A rectangular cloak (kahu kiwi) made from New Zealand Flax fibre with a decorative twined border (taniko) on three sides and decorative twining along the neck edge. The rest of the outside of the cloak is covered with kiwi feathers.
Maori cloaks are some of the most precious taonga (sacred, heritage) objects made from the fibres of the New Zealand Flax plant. They are still regarded as heirlooms and continue to have an important role at weddings and funerals. The twined, decorative border, taniko, is a tradition dating back to the time of Captain Cook's voyages (1768 - 1779), and the use of kiwi feathers became popular in the 1900s.

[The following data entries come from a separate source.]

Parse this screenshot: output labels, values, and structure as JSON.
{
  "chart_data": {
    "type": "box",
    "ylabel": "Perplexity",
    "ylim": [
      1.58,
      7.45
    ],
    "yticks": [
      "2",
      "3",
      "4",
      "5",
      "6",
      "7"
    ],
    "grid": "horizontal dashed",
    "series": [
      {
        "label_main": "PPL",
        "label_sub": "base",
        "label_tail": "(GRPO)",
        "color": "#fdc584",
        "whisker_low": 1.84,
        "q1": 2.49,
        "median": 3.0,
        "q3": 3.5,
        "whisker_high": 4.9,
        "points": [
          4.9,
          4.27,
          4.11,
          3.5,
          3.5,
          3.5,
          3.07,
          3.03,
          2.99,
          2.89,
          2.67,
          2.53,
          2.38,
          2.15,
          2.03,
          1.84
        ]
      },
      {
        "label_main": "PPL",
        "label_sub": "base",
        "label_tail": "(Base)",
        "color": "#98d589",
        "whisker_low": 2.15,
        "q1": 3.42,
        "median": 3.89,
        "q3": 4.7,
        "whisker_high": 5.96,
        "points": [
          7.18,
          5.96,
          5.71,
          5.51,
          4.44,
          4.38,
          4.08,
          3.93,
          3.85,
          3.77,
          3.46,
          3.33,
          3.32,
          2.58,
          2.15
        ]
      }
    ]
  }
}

This garment was made by finger-weaving or twining without the use of a loom. The main technique used is double-pair twining, which forms the wefts (aho). There are five rows of twining close together at the neck edge, holding running threads, and three rows of single-pair twining next to the bottom taniko. The neck edge has warps (whenu) folded over and the cut ends hidden by decorative running threads. The taniko along the bottom is slightly wider than at the sides and is twined using the warps from the main section of the cloak plus extra warps inserted at the lines of single-pair twining. It is finished with a rolled edge. The side taniko borders are edged with plaits. There are six to seven warps per cm and the wefts (aho) are 7-8mm apart.
There are 10 grouped extra wefts (aho poka) on each side at the shoulder area and 10 on each side at the hip to provide shaping. The taniko patterns are mainly 'v' shapes and triangles in yellow, natural pale yellow, black and dark red. The kiwi feathers vary in colour, which may be deliberate. The feathers are attached vertically.